Kalaupun sudah ditandatangani Presiden Joko Widodo, masih ada rentang waktu yang cukup dari Mei 2016 hingga Oktober 2016, sebelum disahkan DPR menjadi UU. Ini menjadi indikator, betapa Komnas HAM tidak pro-aktif, ketika Perppu tersebut diproses menjadi UU. Padahal, UU Perlindungan Anak adalah UU yang sangat sensitif, yang seharusnya menjadi perhatian penuh para pemangku kepentingan, termasuk Komnas HAM.

IDI Konsisten Menolak
Reaksi Choirul Anam selaku Komisioner Komnas HAM pada Senin (26/08/2019) itu, berlanjut dengan reaksi Pengurus Besar Ikatan Dokter Indonesia (PB IDI) pada Selasa (27/08/2019). Intinya, PB IDI menolak menjadi eksekutor hukuman kebiri kimia terhadap pelaku kejahatan seksual. Alasannya, kebiri kimia bukan bentuk pelayanan medis, bahkan berpotensi terjadi konflik norma.

Itu diungkapkan dengan tegas oleh Ketua Umum PB IDI, Daeng M. Faqih. Sikap PB IDI ini, bukan sesuatu yang tiba-tiba. Dari penelusuran saya, sikap PB IDI menolak menjadi eksekutor hukuman kebiri kimia, sudah mereka tegaskan sejak tiga tahun lalu, saat membahas Perppu Nomor 1 Tahun 2016 tentang Perlindungan Anak menjadi undang-undang (UU) dengan Kementerian Hukum dan HAM (Kemenkum HAM), Kementerian Kesehatan (Kemenkes), Kementerian Sosial (Kemensos), dan Komisi IX DPR.

Dengan kata lain, Pengurus Besar Ikatan Dokter Indonesia (PB IDI) konsisten dengan sikap mereka. PB IDI paham bahwa eksekusi hukuman kebiri kimia, bukanlah domain mereka. Itu domain perangkat hukum. Dalam hal ini, posisi PB IDI sebatas pelaksana. Pada Selasa (27/08/2019), Daeng M. Faqih kembali menegaskan, kami minta jangan menunjuk tenaga medis atau tenaga kesehatan sebagai eksekutor.
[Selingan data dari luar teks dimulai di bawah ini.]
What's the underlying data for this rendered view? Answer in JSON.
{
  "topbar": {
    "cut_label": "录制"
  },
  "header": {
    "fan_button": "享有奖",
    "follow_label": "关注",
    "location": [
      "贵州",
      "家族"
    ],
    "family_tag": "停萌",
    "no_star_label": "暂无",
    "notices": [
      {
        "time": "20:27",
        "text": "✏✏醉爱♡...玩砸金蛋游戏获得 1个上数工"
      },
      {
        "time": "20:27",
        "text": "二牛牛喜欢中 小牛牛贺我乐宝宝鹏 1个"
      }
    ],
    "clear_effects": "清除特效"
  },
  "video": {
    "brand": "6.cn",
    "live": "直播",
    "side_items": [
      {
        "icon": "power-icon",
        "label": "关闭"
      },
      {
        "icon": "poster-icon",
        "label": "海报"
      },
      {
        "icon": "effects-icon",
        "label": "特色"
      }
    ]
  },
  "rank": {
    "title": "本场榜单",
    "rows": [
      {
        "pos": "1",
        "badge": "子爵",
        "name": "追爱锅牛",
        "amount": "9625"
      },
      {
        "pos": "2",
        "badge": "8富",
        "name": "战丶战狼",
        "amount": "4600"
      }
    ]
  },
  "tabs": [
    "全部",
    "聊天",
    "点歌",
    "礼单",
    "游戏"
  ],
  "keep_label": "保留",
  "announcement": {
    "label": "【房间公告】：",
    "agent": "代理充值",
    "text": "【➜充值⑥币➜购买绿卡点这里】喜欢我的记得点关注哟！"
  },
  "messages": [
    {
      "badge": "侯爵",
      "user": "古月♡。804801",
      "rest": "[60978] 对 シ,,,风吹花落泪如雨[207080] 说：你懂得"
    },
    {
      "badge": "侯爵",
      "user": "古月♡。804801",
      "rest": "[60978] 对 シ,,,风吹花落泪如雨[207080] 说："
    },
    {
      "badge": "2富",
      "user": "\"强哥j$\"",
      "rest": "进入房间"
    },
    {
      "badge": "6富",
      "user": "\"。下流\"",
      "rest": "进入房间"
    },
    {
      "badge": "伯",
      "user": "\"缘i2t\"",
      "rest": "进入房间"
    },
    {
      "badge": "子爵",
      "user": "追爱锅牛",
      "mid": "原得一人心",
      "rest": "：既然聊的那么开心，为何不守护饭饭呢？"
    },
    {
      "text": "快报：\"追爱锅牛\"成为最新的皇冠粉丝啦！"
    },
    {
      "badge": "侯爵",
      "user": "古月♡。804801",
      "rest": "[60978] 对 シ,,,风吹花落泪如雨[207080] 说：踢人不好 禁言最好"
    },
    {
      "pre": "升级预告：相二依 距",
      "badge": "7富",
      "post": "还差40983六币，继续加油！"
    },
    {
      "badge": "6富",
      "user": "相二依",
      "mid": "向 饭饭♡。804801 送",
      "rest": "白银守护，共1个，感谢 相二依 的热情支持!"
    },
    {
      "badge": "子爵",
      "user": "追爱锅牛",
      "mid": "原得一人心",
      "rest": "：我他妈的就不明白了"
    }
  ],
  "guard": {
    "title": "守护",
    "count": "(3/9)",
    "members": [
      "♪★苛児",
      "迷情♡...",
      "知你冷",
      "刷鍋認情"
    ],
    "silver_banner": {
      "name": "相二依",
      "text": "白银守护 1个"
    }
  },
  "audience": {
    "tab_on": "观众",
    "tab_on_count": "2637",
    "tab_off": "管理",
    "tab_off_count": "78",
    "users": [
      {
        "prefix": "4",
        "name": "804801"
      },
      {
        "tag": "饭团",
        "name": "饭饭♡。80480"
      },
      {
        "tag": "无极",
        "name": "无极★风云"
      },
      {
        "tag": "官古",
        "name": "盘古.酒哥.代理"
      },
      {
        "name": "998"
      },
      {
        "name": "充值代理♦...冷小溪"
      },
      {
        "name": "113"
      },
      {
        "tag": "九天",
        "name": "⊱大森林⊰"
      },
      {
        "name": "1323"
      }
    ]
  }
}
Di sisi lain, Rudy Hartono selaku Kepala Kejaksaan Negeri Mojokerto, belum bisa memastikan, kapan eksekusi kebiri kimia terhadap Muhammad Aris dilaksanakan. Pada Jumat (23/08/2019), Rudy Hartono menyebut, Kejaksaan Negeri Mojokerto harus koordinasi dulu dengan dokter, rumah sakit, tempat, serta izin pengamanan, sebelum melaksanakan hukuman tersebut.

Tetap melibatkan dokter? Nah, artinya eksekusi kebiri kimia terhadap Muhammad Aris, bisa kandas di tengah jalan. Kenapa? Karena, PB IDI menolak menjadi eksekutor hukuman kebiri kimia terhadap pelaku kejahatan seksual. Jika ada dokter yang melakukannya, berarti yang bersangkutan melanggar sikap PB IDI. Saya kemudian menelusuri eksistensi Ikatan Dokter Indonesia (IDI) dalam konteks hukum di Indonesia.

Pada Kamis (26/04/2018), Mahkamah Konstitusi (MK) menyatakan, Ikatan Dokter Indonesia (IDI) sebagai satu-satunya organisasi profesi kedokteran yang sah di Indonesia, dengan sejumlah pertimbangan konstitusional. Itu dinyatakan oleh I Dewa Gede Palguna, dalam sidang putusan di Gedung Mahkamah Konstitusi, Jalan Medan Merdeka Barat No.6, Jakarta Pusat. Artinya, IDI satu-satunya organisasi profesi kedokteran yang berhak mengeluarkan sertifikasi profesi dokter.

Nah, siapakah dokter yang akan mengeksekusi hukuman kebiri kimia terhadap Muhammad Aris?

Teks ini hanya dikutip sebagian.